Several limitations of this study should be acknowledged. Firstly, the sample size was relatively small compared to similar previous studies, limiting the interpretation of the subgroup analysis. Second, while our models adjusted for humidity when assessing temperature effects (and temperature was adjusted for when assessing humidity), the high complexity of the DLNM model makes complete disentanglement challenging. Therefore, the complex interactive effect of these weather variables is not analyzed. Thirdly, the data were derived from only two hospitals in Macau and given that Macau is close to Zhuhai in Mainland China and Hong Kong, Macau residents may opt to seek medical treatment in these neighboring regions. Fourth, our identification of hospital admissions and disease-specific subgroups relied on diagnoses using ICD-10 codes. Misclassification of coding may have influenced these findings. Fifth, the data extracted from hospitals were daily counts of admissions and not individual-level data, meaning accounting for individual confounding factors was not possible22. Daily count data was extracted to compile with data protection, preventing individual patients from being identifiable within this study. Finally, data in this study included time during the COVID-19 pandemic affecting Macau from 2020 to 2022 and may have contributed some bias to our findings24,36.

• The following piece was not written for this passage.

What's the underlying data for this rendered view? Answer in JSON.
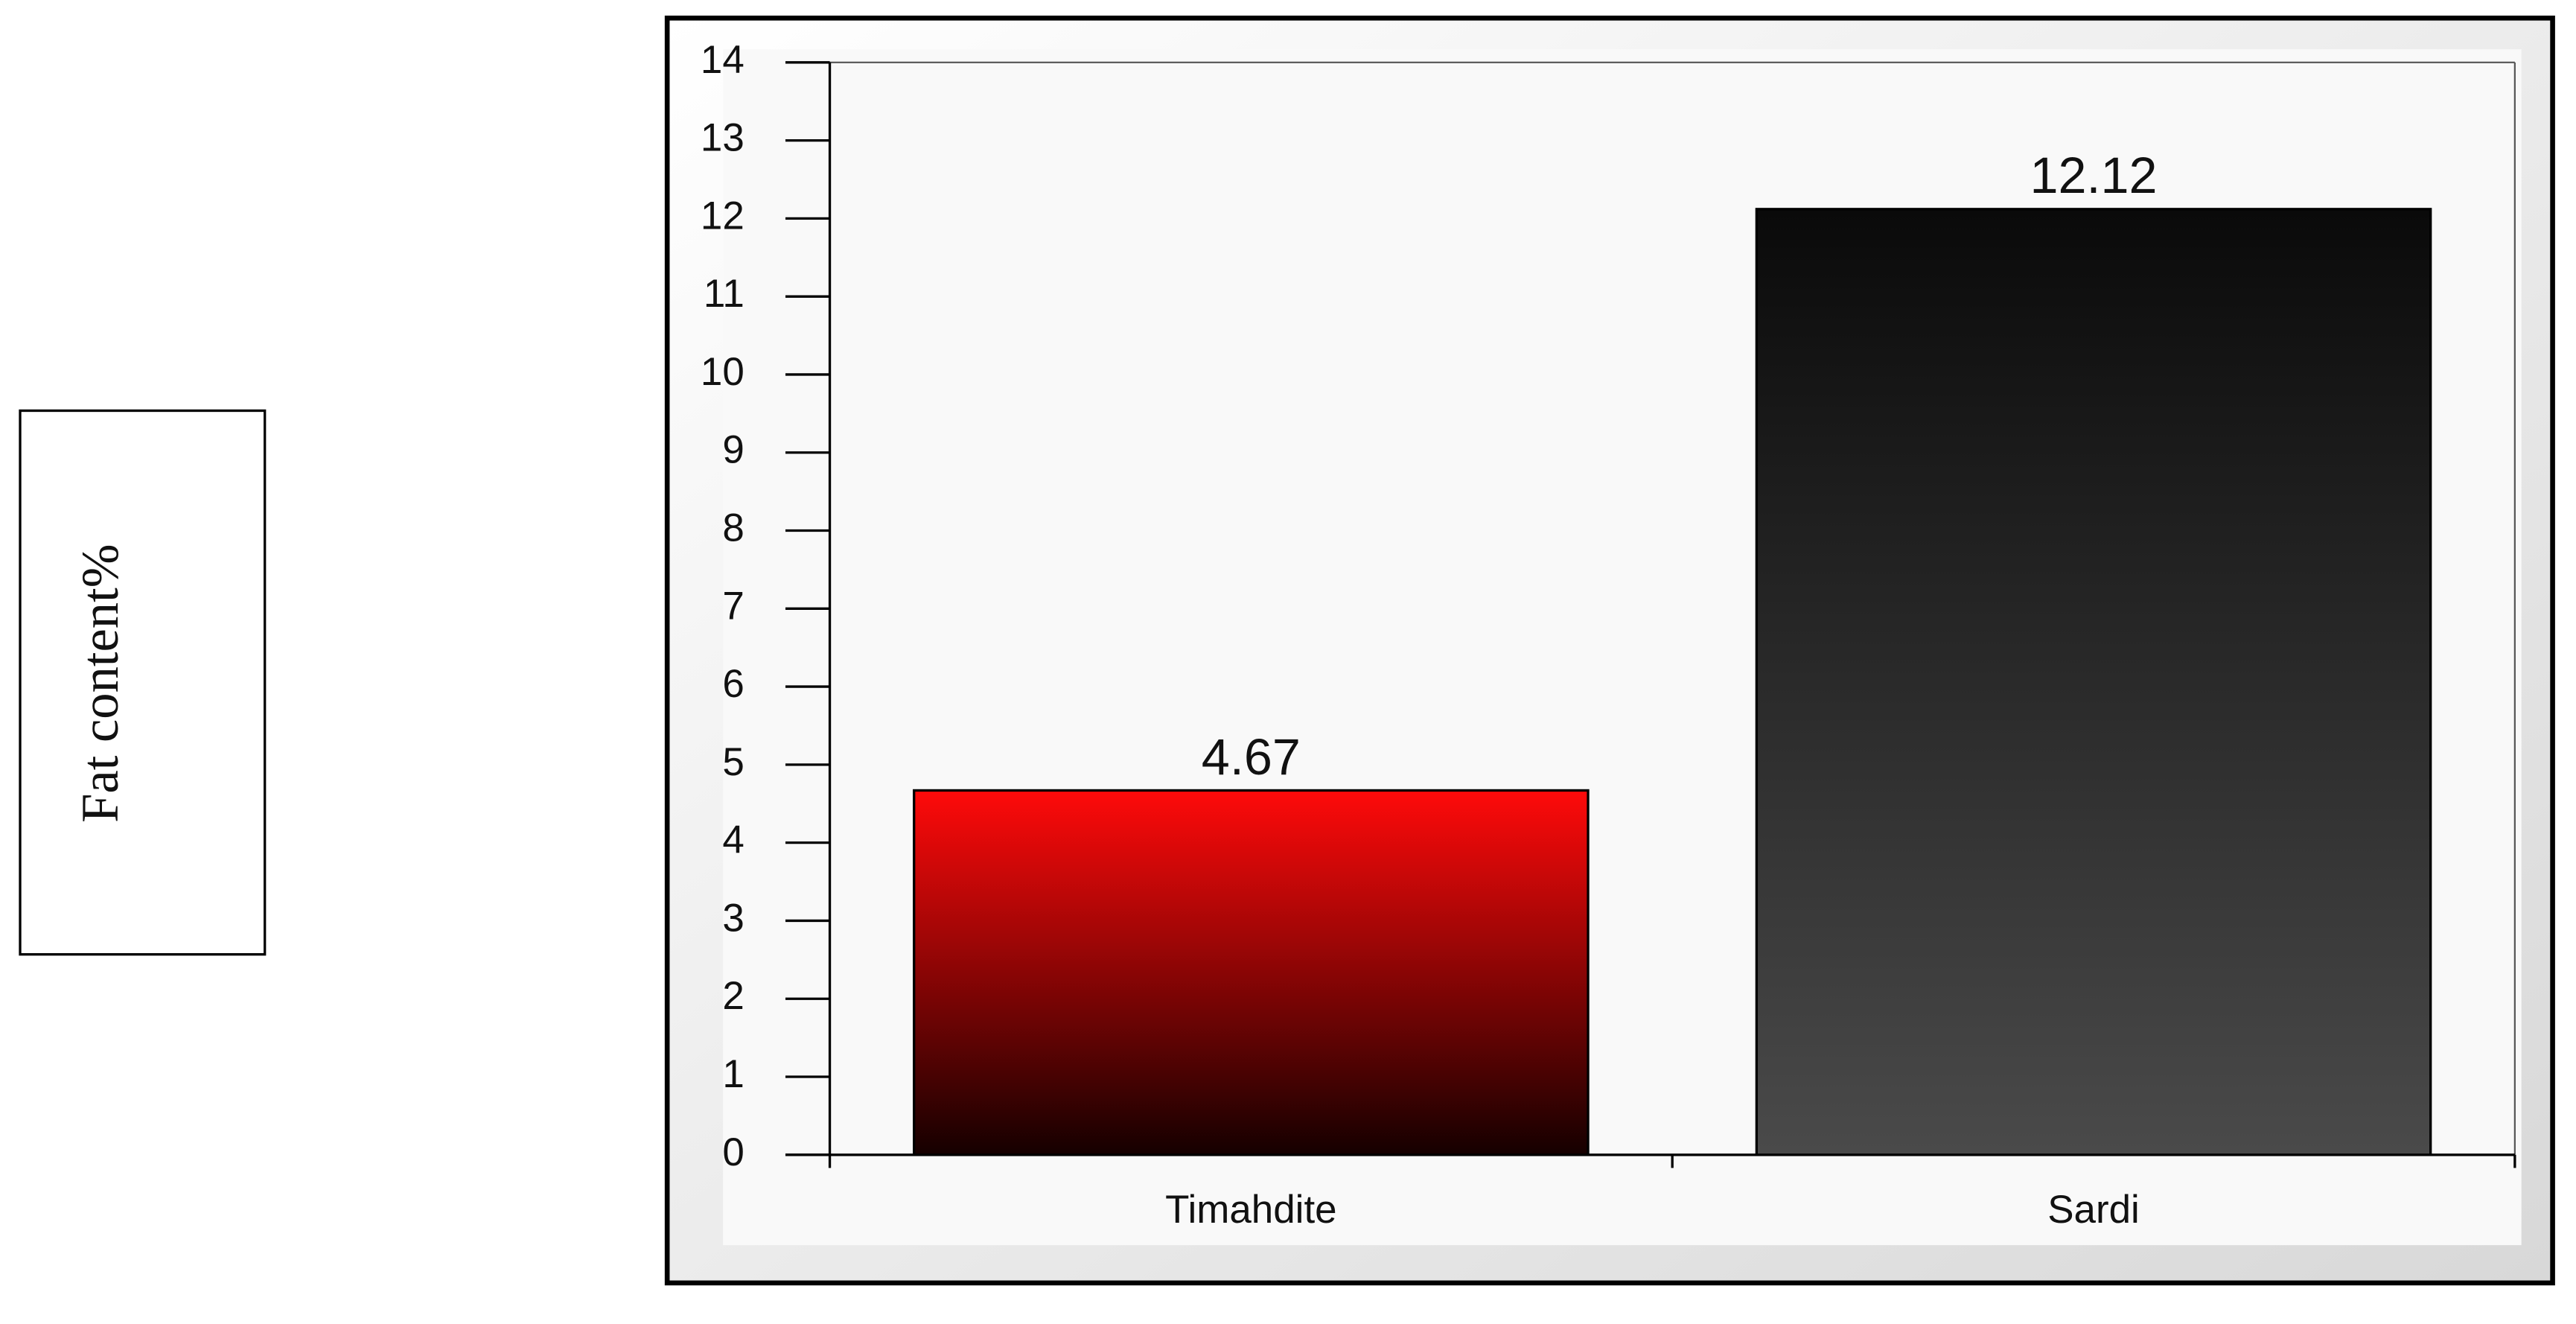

This study revealed a unique climate-health pattern in Macau, which requires public health adaptation measures for its specific urban environment. Given the vulnerability of the elderly to low-temperature exposure, the temperature sensitivity of children and adolescents often shows significant lagged effects after exposure to extreme heat. These identified temperature thresholds and lagged patterns must provide a robust forecasting framework37. Healthcare systems can use local weather forecasts combined with epidemiological data to anticipate surges in demand for healthcare services, enabling proactive mobilization of resources and capacity planning ahead of predicted extreme temperatures37. Besides, this study also promotes integrating emergency data to break the blind spots in extreme weather conditions monitoring and provide a corresponding support for climate health decision-making in Macau38.

Furthermore, these insights can facilitate targeted public health interventions. Understanding specific weather-disease relationships, especially for diseases such as respiratory illnesses, can help optimize prevention programs. For example, seasonal influenza vaccination campaigns can be strategically timed to maximize population coverage ahead of predicted risk periods, incorporating local climate patterns and short-term weather forecasts12. Implementing such adaptive measures—including vaccination programs and dynamic resource allocation based on predicted demand—has demonstrated significant cost-effectiveness in increasing the climate resilience of healthcare systems worldwide39,40. In addition, Macau’s compact administrative structure enables rapid policy implementation, and our proposed threshold warning can be integrated into the health bureau’s real-time monitoring dashboard39. More information on precipitation is available in Supplementary Document 2.